– Девчоночки мои, – ритуально начинал отец, – вы все это и так без меня знаете, мама ваша часто туда клонит, ну и я, стало быть, наклонюсь, только со своей стороны. Я коротенечко. Мы все здесь живем свое очередное воплощение, не только чтобы научиться или все такое, но чтобы познакомиться, войти в контакт со своим близнецовым пламенем, своей половинкой. Сейчас такое очень интересное время идет, когда как раз открыт портал и близняшки могут встретиться вот прямо тут, на Земле. И для рождения световых детей тоже время хорошее, но это пока нам не грозит. Хе-хе. Щас, глотну. Так вот. Близнецовые пламена встречаются, чтобы в паре пройти путь вознесения или освобождения именно вместе. Эта миссия колоссально сложная. Поэтому эти встречи так редко и случаются. Придется потрудиться, постоянно повышать уровень собственных вибраций, это такой регулярный духовный труд. Ладно, я сильно на своем мнении навязывать не буду. Просто идите за сердцем, внимательно смотрите по сторонам, а когда того самого встретите, то сразу поймете, очнетесь будто, как в себя заглянете, себя обретете. Там такая буря чувств начнется, ой-ё. Мотать будет по всем семи чакрам, мама не горюй.
Мы с сестрой благодарственно чокались с отцом соком в хрустальных стаканах (алкоголя он не пил), и все молча продолжали застолье. Понятно, что все это он говорил искренне, подученно, но от души, желая дочкам удачно влюбиться, но у меня с детства где-то в глотке застряла стойкая уверенность – весь этот спектр чувств отец знает не по тайной наслышке. Не стоило даже и пытать себя лицами в семейных фотоальбомах, чтобы понять, что мама не была папиным близнецовым пламенем, с какой спички ни зажигай. Это было видно по тому, как они не могли находиться вместе в одном месте: в магазины ходили врозь, ужинали в разных комнатах. И спали тоже. Ничего общего с нравами европейских аристократов это не имело, мы семья простая, рабоче-крестьянская, без оттопыренных мизинцев.
Любви в браке моих родителей не было, одни страдания, избегания. Удивительно вообще, как эти совершенно далекие друг от друга люди смогли прожить столько лет вместе. Наверняка именно в этой двусмысленной наследственности и кроется тайна нашей жизни вполсилы. Детей они не могли завести долго, лет десять, чего только не делали – и лечились, и к бабкам ходили. Безрезультатно. В конце концов, решили расстаться по тихой грусти – бог, видать, не дал. Но бог – еще тот садист, стелет к себе дорогу через ад земной, развлекается и брызжет слюной, прикрывая рот ладошкой. После того тяжелого разговора на кухне не прошло и месяца, как мама забеременела. А потом, неделе на двадцатой, они поехали на озера с отцовым братом, любителем поездок с ветерком по челябинским дорогам. «Зачем только села?» Машину конвульсивно трясло около часа. Через пару дней у мамы случился выкидыш. Неизвестно, что стало причиной – скорость и уральские колдобины или детский испуг. Может, он, этот наш первый, просто в какой-то момент понял, к чему все идет. Через пузырь нащупал эту зловонную пустоту жизни и решил, что нет, не хочет. Наверняка попробовал предупредить сестру, но той всегда было плевать на чужое мнение. А до меня руки просто не дошли.
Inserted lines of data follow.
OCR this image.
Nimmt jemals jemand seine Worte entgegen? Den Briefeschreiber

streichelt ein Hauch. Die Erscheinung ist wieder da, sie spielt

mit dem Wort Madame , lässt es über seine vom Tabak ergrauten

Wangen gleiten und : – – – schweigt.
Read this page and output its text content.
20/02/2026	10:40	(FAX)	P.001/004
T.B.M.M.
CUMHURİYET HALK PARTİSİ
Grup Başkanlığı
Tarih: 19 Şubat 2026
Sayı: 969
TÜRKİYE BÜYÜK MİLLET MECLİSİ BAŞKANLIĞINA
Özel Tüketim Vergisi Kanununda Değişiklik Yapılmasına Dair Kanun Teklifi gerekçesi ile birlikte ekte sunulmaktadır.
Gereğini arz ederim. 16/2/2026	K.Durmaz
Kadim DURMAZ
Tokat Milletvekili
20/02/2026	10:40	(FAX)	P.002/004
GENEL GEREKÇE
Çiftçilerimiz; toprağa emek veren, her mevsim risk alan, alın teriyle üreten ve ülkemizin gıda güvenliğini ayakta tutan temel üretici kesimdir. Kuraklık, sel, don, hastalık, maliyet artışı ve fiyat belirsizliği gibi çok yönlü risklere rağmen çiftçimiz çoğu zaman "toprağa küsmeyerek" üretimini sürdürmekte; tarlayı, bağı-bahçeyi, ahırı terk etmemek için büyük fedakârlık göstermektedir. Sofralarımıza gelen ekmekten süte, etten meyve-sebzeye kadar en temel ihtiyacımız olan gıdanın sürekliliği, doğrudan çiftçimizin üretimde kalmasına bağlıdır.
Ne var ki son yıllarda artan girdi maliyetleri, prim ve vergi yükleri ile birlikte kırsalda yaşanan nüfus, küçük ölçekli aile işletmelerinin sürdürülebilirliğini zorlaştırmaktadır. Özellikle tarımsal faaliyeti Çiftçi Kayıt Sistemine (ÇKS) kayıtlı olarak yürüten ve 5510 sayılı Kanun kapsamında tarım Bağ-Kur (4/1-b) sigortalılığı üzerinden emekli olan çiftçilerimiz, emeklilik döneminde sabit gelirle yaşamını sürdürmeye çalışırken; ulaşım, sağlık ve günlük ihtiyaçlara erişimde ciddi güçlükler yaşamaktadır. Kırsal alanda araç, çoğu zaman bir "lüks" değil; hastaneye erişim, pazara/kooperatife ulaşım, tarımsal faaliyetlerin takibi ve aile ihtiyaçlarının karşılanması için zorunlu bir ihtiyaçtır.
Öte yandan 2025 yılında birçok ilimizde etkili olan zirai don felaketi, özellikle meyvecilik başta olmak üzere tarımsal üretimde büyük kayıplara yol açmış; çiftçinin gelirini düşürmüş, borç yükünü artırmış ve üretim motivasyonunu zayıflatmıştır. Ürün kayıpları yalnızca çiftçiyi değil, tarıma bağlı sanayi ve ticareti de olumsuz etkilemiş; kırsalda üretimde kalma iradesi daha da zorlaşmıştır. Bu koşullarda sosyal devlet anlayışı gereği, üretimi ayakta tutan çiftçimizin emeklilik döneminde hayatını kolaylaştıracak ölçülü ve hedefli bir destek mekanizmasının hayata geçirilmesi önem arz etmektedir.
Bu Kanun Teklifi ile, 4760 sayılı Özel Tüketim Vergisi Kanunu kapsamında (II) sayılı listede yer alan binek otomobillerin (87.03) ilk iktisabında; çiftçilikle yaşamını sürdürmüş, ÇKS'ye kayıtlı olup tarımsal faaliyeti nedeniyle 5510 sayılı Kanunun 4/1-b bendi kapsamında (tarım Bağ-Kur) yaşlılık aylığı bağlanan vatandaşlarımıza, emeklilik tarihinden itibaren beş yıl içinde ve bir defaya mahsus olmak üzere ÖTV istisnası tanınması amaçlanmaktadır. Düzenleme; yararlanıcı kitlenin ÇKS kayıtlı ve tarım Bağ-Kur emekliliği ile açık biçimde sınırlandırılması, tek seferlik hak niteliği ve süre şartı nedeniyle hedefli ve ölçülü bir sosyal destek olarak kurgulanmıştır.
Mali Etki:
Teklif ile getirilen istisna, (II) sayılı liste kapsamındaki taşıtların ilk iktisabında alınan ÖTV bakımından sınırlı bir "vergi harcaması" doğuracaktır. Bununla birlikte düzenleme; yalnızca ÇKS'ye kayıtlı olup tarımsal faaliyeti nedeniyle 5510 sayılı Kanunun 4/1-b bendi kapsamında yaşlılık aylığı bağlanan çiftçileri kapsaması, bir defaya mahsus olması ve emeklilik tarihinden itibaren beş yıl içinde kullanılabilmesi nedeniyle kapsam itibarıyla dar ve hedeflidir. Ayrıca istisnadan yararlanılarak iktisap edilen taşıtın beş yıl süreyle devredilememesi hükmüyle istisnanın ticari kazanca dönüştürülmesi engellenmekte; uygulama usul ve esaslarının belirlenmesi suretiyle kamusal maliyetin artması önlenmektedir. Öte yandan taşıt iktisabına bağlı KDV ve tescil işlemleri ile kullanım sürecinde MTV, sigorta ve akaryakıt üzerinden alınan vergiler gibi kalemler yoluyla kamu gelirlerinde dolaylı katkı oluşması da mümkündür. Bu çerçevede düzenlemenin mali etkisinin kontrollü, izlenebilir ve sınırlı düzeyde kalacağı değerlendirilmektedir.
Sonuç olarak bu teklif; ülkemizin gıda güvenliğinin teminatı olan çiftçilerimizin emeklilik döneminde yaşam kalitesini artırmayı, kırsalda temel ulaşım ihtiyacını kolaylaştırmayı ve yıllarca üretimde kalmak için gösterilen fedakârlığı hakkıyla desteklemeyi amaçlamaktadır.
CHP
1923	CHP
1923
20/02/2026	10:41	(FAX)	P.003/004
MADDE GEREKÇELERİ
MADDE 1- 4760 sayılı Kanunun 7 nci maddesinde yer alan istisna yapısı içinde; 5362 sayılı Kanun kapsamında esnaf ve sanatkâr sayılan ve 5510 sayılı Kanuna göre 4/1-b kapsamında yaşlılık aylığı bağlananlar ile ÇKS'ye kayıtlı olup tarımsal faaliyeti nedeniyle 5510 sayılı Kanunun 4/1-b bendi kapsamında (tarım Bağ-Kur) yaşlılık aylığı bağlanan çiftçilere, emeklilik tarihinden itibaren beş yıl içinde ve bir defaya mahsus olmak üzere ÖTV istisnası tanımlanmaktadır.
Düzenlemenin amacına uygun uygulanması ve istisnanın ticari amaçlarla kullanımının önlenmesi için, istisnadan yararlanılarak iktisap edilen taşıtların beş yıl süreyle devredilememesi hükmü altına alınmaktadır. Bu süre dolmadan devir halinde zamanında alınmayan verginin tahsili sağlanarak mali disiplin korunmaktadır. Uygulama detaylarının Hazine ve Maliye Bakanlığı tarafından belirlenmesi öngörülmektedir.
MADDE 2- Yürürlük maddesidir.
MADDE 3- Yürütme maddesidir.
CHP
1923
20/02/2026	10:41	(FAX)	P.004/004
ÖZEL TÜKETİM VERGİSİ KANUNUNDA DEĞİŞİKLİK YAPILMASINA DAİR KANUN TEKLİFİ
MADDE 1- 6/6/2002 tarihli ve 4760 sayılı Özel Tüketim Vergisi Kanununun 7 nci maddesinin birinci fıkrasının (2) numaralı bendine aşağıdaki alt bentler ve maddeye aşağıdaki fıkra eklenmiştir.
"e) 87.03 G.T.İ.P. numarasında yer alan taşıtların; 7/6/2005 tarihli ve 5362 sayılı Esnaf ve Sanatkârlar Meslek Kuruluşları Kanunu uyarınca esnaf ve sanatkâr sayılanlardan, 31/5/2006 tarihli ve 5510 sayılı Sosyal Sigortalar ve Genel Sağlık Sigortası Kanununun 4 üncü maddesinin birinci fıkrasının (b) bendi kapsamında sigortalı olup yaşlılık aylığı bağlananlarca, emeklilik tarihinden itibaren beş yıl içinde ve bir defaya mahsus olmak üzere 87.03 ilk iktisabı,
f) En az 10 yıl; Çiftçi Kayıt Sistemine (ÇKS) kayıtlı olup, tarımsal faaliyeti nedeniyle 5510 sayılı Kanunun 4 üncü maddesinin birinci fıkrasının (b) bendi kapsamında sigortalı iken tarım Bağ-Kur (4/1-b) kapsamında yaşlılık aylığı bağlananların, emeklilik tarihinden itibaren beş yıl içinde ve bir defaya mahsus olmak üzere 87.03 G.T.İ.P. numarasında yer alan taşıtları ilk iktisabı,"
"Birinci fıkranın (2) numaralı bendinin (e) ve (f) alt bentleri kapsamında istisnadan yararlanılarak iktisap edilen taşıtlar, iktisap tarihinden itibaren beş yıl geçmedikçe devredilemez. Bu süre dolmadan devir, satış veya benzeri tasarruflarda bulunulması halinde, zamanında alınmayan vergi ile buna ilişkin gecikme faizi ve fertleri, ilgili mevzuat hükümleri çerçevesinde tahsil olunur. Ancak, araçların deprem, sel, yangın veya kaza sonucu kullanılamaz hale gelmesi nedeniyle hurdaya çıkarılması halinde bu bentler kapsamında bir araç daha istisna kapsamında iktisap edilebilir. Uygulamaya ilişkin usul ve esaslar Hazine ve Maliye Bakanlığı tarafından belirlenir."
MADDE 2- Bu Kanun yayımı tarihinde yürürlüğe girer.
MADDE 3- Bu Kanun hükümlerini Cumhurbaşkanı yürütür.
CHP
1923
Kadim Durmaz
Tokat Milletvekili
Родители прибились друг к другу по вполне понятным причинам – огульным решением жизни ни тот, ни другая не знали, что такое любовь. Отец ушел любить в религию, мама – в детей, забывая о возрасте и приличиях. Семейная ойкумена бодрилась только с приходом гостей и праздников, когда стулья кочевали из спален на кухню, включались фотокамеры и на зеркале в ванной гуашью рисовались поздравления. Мы жили вместе, но не знали друг друга. Это становилось особенно ясным в ссорах по пустякам, доходящих до хлопаний дверьми, застенных слез и кровной вражды. Отец тогда вел себя как чужой, нестабильный элемент, говорил, что все хотят, что делают, оглушенно запирался в телефоне или по-женски кричал, чтобы мы немедленно заткнулись, потому что соседи услышат. Или богомольно шептал в чашку чая, зачем на себя нагнетать пристальное внимание.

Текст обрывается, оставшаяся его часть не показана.